2011年7月31日日曜日

構文チェックツールのFlymakeを、Haskell用に設定する方法


Emacsでは、Flymakeを使うことで、コードを書くと随時文法チェックが行われ、エラーのある行がバッファ上に表示されるようになる。

Haskell用にFlymakeを設定したので、その設定を書いておく。.emacsを編集するだけでOKだ。

Flymakeでは、基本的にコードと同じディレクトリにあるMakefileを使って文法チェックを行う形になっているが、いちいちMakefileを用意するのは煩わしいので、Makefileなしでも動作するようにした。特定のパラメータが必要な場合などは、Makefileを用意すれば自動的にそちらを使って文法チェックが行われるようにしてある。

.emacsの設定


以下のelispを.emacsに追加するだけでOK。

※Emacs21以前の場合は、flymake.elが標準で付属していないので、自分でインストールする必要がある。Emacs22以降であれば、標準で付属している。
;; Flymake Haskell

(require 'flymake)

(defun flymake-haskell-make-command (temp-file)
  (list "make"
        (flymake-haskell-make-parameters temp-file)))

(defun flymake-haskell-make-parameters (temp-file)
  (list "-s"
        "-C"
        "."
        (concat "CHK_SOURCES=" temp-file)
        "SYNTAX_CHECK_MODE=1"
        "check-syntax"))

(defun flymake-haskell-default-ghc-command (local-file)
  (list "ghc"
        (flymake-haskell-default-ghc-parameters
          (file-name-nondirectory local-file))))
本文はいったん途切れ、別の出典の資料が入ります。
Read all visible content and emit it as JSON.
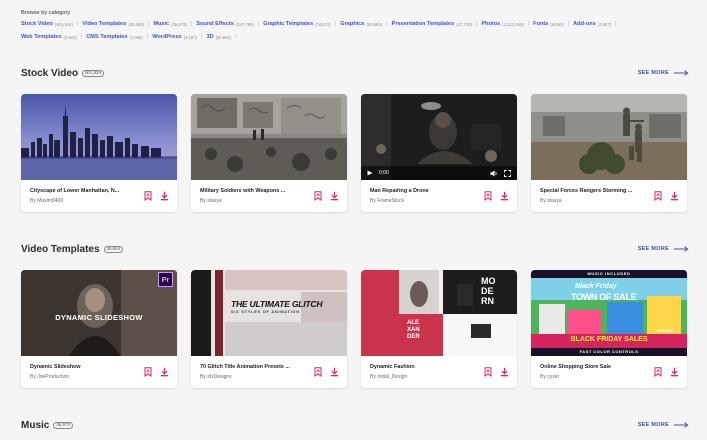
{
  "browse": {
    "title": "Browse by category",
    "row1": [
      {
        "label": "Stock Video",
        "count": "(901,934)"
      },
      {
        "label": "Video Templates",
        "count": "(35,654)"
      },
      {
        "label": "Music",
        "count": "(35,973)"
      },
      {
        "label": "Sound Effects",
        "count": "(347,780)"
      },
      {
        "label": "Graphic Templates",
        "count": "(74,672)"
      },
      {
        "label": "Graphics",
        "count": "(83,693)"
      },
      {
        "label": "Presentation Templates",
        "count": "(37,720)"
      },
      {
        "label": "Photos",
        "count": "(1,222,069)"
      },
      {
        "label": "Fonts",
        "count": "(8,552)"
      },
      {
        "label": "Add-ons",
        "count": "(2,687)"
      }
    ],
    "row2": [
      {
        "label": "Web Templates",
        "count": "(3,624)"
      },
      {
        "label": "CMS Templates",
        "count": "(1,096)"
      },
      {
        "label": "WordPress",
        "count": "(2,197)"
      },
      {
        "label": "3D",
        "count": "(20,892)"
      }
    ]
  },
  "see_more_label": "SEE MORE",
  "sections": [
    {
      "title": "Stock Video",
      "count": "901,934",
      "cards": [
        {
          "title": "Cityscape of Lower Manhattan, N...",
          "author": "By Maxim8409",
          "thumb": "city"
        },
        {
          "title": "Military Soldiers with Weapons ...",
          "author": "By stasya",
          "thumb": "ruins"
        },
        {
          "title": "Man Repairing a Drone",
          "author": "By FrameStock",
          "thumb": "drone",
          "player_time": "0:00"
        },
        {
          "title": "Special Forces Rangers Storming ...",
          "author": "By stasya",
          "thumb": "forces"
        }
      ]
    },
    {
      "title": "Video Templates",
      "count": "35,654",
      "cards": [
        {
          "title": "Dynamic Slideshow",
          "author": "By JoeProduction",
          "thumb": "slideshow",
          "overlay": "DYNAMIC SLIDESHOW",
          "badge": "Pr"
        },
        {
          "title": "70 Glitch Title Animation Presets ...",
          "author": "By sfxDesigns",
          "thumb": "glitch",
          "overlay": "THE ULTIMATE GLITCH",
          "overlay2": "SIX STYLES OF ANIMATION"
        },
        {
          "title": "Dynamic Fashion",
          "author": "By Initial_Design",
          "thumb": "fashion",
          "overlay": [
            "MO",
            "DE",
            "RN"
          ],
          "overlay2": [
            "ALE",
            "XAN",
            "DER"
          ]
        },
        {
          "title": "Online Shopping Store Sale",
          "author": "By cyzer",
          "thumb": "shop",
          "overlay": "Black Friday",
          "overlay2": "TOWN OF SALE",
          "overlay3": "BLACK FRIDAY SALES",
          "overlay4": "MUSIC INCLUDED",
          "overlay5": "FAST COLOR CONTROLS",
          "overlay6": "envato"
        }
      ]
    },
    {
      "title": "Music",
      "count": "35,973"
    }
  ],
  "colors": {
    "accent": "#3f51b5",
    "link": "#4155c2",
    "action_pink": "#e0245e",
    "page_bg": "#f5f5f6"
  }
}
(defun flymake-haskell-default-ghc-parameters (local-file)
  (list "-fno-code" local-file))

(defun makefile-exists-p (path)
  (file-exists-p (concat path "Makefile")))

(defun flymake-haskell-init()
  (let* ((temp-file  (flymake-init-create-temp-buffer-copy
                       'flymake-create-temp-inplace))
         (local-file (file-relative-name
                       temp-file
                       (file-name-directory buffer-file-name))))
    (if (makefile-exists-p (file-name-directory buffer-file-name))
        (flymake-haskell-make-command temp-file)
        (flymake-haskell-default-ghc-command local-file))))
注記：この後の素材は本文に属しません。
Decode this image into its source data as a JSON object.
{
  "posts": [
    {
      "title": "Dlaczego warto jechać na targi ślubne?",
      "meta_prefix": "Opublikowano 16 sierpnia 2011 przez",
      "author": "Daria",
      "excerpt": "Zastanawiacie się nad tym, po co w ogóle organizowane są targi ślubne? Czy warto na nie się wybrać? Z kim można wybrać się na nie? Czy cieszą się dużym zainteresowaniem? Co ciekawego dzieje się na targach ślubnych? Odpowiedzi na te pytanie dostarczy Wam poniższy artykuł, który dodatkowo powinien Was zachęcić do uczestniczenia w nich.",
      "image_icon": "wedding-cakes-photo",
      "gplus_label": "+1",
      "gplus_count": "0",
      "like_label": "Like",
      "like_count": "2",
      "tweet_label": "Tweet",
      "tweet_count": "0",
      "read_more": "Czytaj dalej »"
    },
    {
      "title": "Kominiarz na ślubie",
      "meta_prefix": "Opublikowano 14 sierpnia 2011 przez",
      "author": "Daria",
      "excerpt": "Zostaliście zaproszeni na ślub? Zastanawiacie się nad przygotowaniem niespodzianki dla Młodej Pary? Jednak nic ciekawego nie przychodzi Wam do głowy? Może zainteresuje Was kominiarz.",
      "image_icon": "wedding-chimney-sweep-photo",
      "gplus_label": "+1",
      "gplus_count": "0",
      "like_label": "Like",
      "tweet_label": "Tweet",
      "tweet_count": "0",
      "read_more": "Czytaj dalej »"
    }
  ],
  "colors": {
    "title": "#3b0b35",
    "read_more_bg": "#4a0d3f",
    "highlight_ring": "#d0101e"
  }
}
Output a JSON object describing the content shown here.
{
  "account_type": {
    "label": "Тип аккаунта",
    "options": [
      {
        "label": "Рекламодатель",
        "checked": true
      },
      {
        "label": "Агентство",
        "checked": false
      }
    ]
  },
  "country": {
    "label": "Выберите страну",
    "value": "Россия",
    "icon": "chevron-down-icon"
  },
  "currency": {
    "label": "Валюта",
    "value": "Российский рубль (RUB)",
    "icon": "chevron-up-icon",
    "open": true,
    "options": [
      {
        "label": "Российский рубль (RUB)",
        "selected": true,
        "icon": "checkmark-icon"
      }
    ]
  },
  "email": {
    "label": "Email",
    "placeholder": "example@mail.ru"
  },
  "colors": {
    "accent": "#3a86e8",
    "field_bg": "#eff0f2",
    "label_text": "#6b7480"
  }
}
(push '(".+\\hs$" flymake-haskell-init) flymake-allowed-file-name-masks)
(push '(".+\\lhs$" flymake-haskell-init) flymake-allowed-file-name-masks)
(push '("^\\(\.+\.hs\\|\.lhs\\):\\([0-9]+\\):\\([0-9]+\\):\\(\.+\\)" 1 2 3 4)
      flymake-err-line-patterns)

(add-hook 'haskell-mode-hook
    '(lambda ()
       (if (not (null buffer-file-name))
           (flymake-mode))))

説明


flymakeの有効化
add-hookによって、haskell-modeに入ったときに(flymake-mode)が実行される。

拡張子の対応付け、エラーメッセージの正規表現の定義
add-hookの上でpushしているのは、Haskellの.hsファイル、.lhsファイルとflymakeの初期化関数との紐付け、及び、ghcの出力から行番号やエラーメッセージを抽出するための正規表現である。

flymake haskellの初期化
flymake-modeに入ると、flymake-haskell-initが実行される。flymake-haskell-initでは、構文チェック用にコードをコピーし、そのコードを構文チェックするためのコマンドをflymake本体に返している。このとき、チェック対象のコードと同じディレクトリにMakefileがあるかどうかでコマンドを変えている。
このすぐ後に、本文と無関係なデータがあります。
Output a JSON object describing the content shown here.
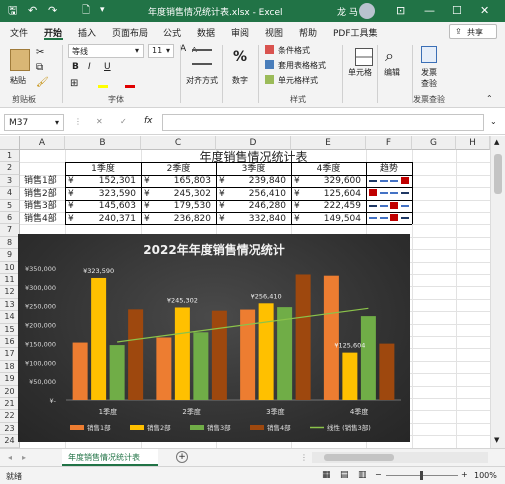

チェック対象のコードと同じディレクトリにMakefileがある場合
この場合、構文チェックのコマンドはflymake-haskell-make-command関数によって生成される。flymakeがデフォルトで使用するmakeコマンドと同じものを生成している。

チェック対象のコードと同じディレクトリにMakefileがない場合
一方、この場合は、Makefileなしで構文チェックを行うよう、GHCを使ったコマンドを、flymake-haskell-default-ghc-command関数で生成している。生成するコマンドの形式は、
("ghc" ("-fno-code" 構文チェック用ファイルの名前))
となる。外側のリストのcarがghcコマンド、cadrがghcコマンドに渡すパラメータのリストである。これがflymakeに渡され、実行される。

補足


flymakeではエラーメッセージも表示してくれるのだが、ghcが複数行にわたるエラーメッセージを返す場合にはうまく処理できない。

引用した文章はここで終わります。